Une suspension pour reprendre le contrôle du foncier
Dans un entretien accordé le 17 avril à L’Observateur, Aminata Wane, Directrice générale de l’Urbanisme et de l’Architecture, a apporté des précisions sur la suspension des lotissements irréguliers au Sénégal.
Selon elle, cette décision répond à une nécessité urgente : reprendre le contrôle face à la multiplication d’occupations non autorisées, notamment dans des zones comme Mbour. Elle évoque un désordre foncier profond, aggravé par une fragmentation des responsabilités institutionnelles et un déficit de données fiables.
Mettre fin à « toute zone d’impunité »
Aminata Wane se montre ferme sur les objectifs de cette mesure. Elle affirme clairement que l’État entend « mettre fin à toute zone d’impunité ».
Elle souligne que les lotissements irréguliers ont des conséquences lourdes :
- désorganisation de l’aménagement du territoire
- inégalités dans l’accès au foncier
- coûts élevés de régularisation pour l’État et les populations
Pour les autorités, il devient donc impératif de stopper ces pratiques qui compromettent durablement le développement urbain.
Renforcement des contrôles et des sanctions
Face aux défaillances constatées dans l’application du Code de l’urbanisme, la Directrice annonce un durcissement des mesures :
- renforcement de la surveillance sur le terrain
- systématisation des sanctions contre les contrevenants
- restauration de l’autorité de l’État dans la gestion foncière
Cette stratégie vise à instaurer une discipline stricte dans le secteur de l’urbanisme.
Une approche équilibrée entre rigueur et accompagnement
Malgré cette fermeté, Aminata Wane insiste sur la nécessité d’un accompagnement des acteurs concernés.

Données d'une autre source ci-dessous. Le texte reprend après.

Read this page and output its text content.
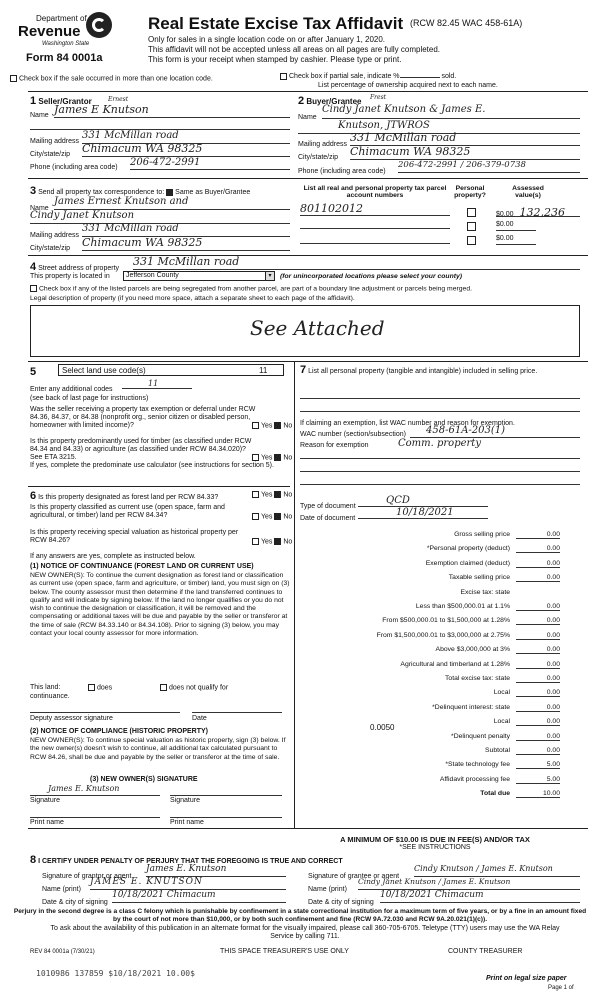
Department of
Revenue
Washington State
Form 84 0001a
Real Estate Excise Tax Affidavit (RCW 82.45 WAC 458-61A)
Only for sales in a single location code on or after January 1, 2020.
This affidavit will not be accepted unless all areas on all pages are fully completed.
This form is your receipt when stamped by cashier. Please type or print.
Check box if the sale occurred in more than one location code.	Check box if partial sale, indicate %	sold.
List percentage of ownership acquired next to each name.
1 Seller/Grantor	Ernest
Name James E Knutson
Mailing address
331 McMillan road
City/state/zip Chimacum WA 98325
Phone (including area code) 206-472-2991
2 Buyer/Grantee Frest
Name
Cindy Janet Knutson & James E.
Knutson, JTWROS
Mailing address
331 McMillan road
City/state/zip Chimacum WA 98325
Phone (including area code)
206-472-2991 / 206-379-0738
3 Send all property tax correspondence to: Same as Buyer/Grantee
Name
James Ernest Knutson and
Cindy Janet Knutson
Mailing address
331 McMillan road
City/state/zip Chimacum WA 98325
List all real and personal property tax parcel account numbers
Personal property?
Assessed value(s)
801102012	$0.00 132,236
$0.00
$0.00
4 Street address of property
331 McMillan road
This property is located in	Jefferson County	▾	(for unincorporated locations please select your county)
Check box if any of the listed parcels are being segregated from another parcel, are part of a boundary line adjustment or parcels being merged.
Legal description of property (if you need more space, attach a separate sheet to each page of the affidavit).
See Attached
5	Select land use code(s)	11
Enter any additional codes
11
(see back of last page for instructions)
Was the seller receiving a property tax exemption or deferral under RCW 84.36, 84.37, or 84.38 (nonprofit org., senior citizen or disabled person, homeowner with limited income)?	Yes No
Is this property predominantly used for timber (as classified under RCW 84.34 and 84.33) or agriculture (as classified under RCW 84.34.020)? See ETA 3215.	Yes No
If yes, complete the predominate use calculator (see instructions for section 5).
6 Is this property designated as forest land per RCW 84.33?	Yes No
Is this property classified as current use (open space, farm and agricultural, or timber) land per RCW 84.34?	Yes No
Is this property receiving special valuation as historical property per RCW 84.26?	Yes No
If any answers are yes, complete as instructed below.
(1) NOTICE OF CONTINUANCE (FOREST LAND OR CURRENT USE)
NEW OWNER(S): To continue the current designation as forest land or classification as current use (open space, farm and agriculture, or timber) land, you must sign on (3) below. The county assessor must then determine if the land transferred continues to qualify and will indicate by signing below. If the land no longer qualifies or you do not wish to continue the designation or classification, it will be removed and the compensating or additional taxes will be due and payable by the seller or transferor at the time of sale (RCW 84.33.140 or 84.34.108). Prior to signing (3) below, you may contact your local county assessor for more information.
This land:	does	does not qualify for
continuance.
Deputy assessor signature	Date
(2) NOTICE OF COMPLIANCE (HISTORIC PROPERTY)
NEW OWNER(S): To continue special valuation as historic property, sign (3) below. If the new owner(s) doesn't wish to continue, all additional tax calculated pursuant to RCW 84.26, shall be due and payable by the seller or transferor at the time of sale.
(3) NEW OWNER(S) SIGNATURE
James E. Knutson
Signature	Signature
Print name	Print name
7 List all personal property (tangible and intangible) included in selling price.
If claiming an exemption, list WAC number and reason for exemption.
WAC number (section/subsection)	458-61A-203(1)
Reason for exemption	Comm. property
Type of document
QCD
Date of document
10/18/2021
0.0050
Gross selling price	0.00
*Personal property (deduct)	0.00
Exemption claimed (deduct)	0.00
Taxable selling price	0.00
Excise tax: state
Less than $500,000.01 at 1.1%	0.00
From $500,000.01 to $1,500,000 at 1.28%	0.00
From $1,500,000.01 to $3,000,000 at 2.75%	0.00
Above $3,000,000 at 3%	0.00
Agricultural and timberland at 1.28%	0.00
Total excise tax: state	0.00
Local	0.00
*Delinquent interest: state	0.00
Local	0.00
*Delinquent penalty	0.00
Subtotal	0.00
*State technology fee	5.00
Affidavit processing fee	5.00
Total due	10.00
A MINIMUM OF $10.00 IS DUE IN FEE(S) AND/OR TAX
*SEE INSTRUCTIONS
8 I CERTIFY UNDER PENALTY OF PERJURY THAT THE FOREGOING IS TRUE AND CORRECT
Signature of grantor or agent
James E. Knutson
Name (print)
JAMES E. KNUTSON
Date & city of signing
10/18/2021 Chimacum
Signature of grantee or agent
Cindy Knutson / James E. Knutson
Name (print)
Cindy Janet Knutson / James E. Knutson
Date & city of signing
10/18/2021 Chimacum
Perjury in the second degree is a class C felony which is punishable by confinement in a state correctional institution for a maximum term of five years, or by a fine in an amount fixed by the court of not more than $10,000, or by both such confinement and fine (RCW 9A.72.030 and RCW 9A.20.021(1)(c)).
To ask about the availability of this publication in an alternate format for the visually impaired, please call 360-705-6705. Teletype (TTY) users may use the WA Relay Service by calling 711.
REV 84 0001a (7/30/21)	THIS SPACE TREASURER'S USE ONLY	COUNTY TREASURER
1010986 137859 $10/18/2021 10.00$
Print on legal size paper
Page 1 of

L’État prévoit notamment :
- la formation des élus locaux
- la modernisation des services administratifs
- une amélioration de l’accès à l’information foncière
L’objectif est de construire une gouvernance plus efficace et mieux comprise par les citoyens.
Vers une administration plus transparente
Enfin, la Directrice générale se veut rassurante envers les usagers et les promoteurs. Elle affirme que l’État travaille à bâtir une administration « plus accessible, plus rapide et plus transparente ».
Elle rappelle que le respect des règles d’urbanisme n’est pas une contrainte arbitraire, mais une garantie essentielle de sécurité juridique pour tous les acteurs du secteur.
Un tournant dans la gestion du foncier
Avec cette réforme, les autorités sénégalaises affichent leur volonté de remettre de l’ordre dans un secteur longtemps marqué par des dérives. La suspension des lotissements irréguliers apparaît ainsi comme une étape clé vers une meilleure planification urbaine et un développement plus équilibré du territoire.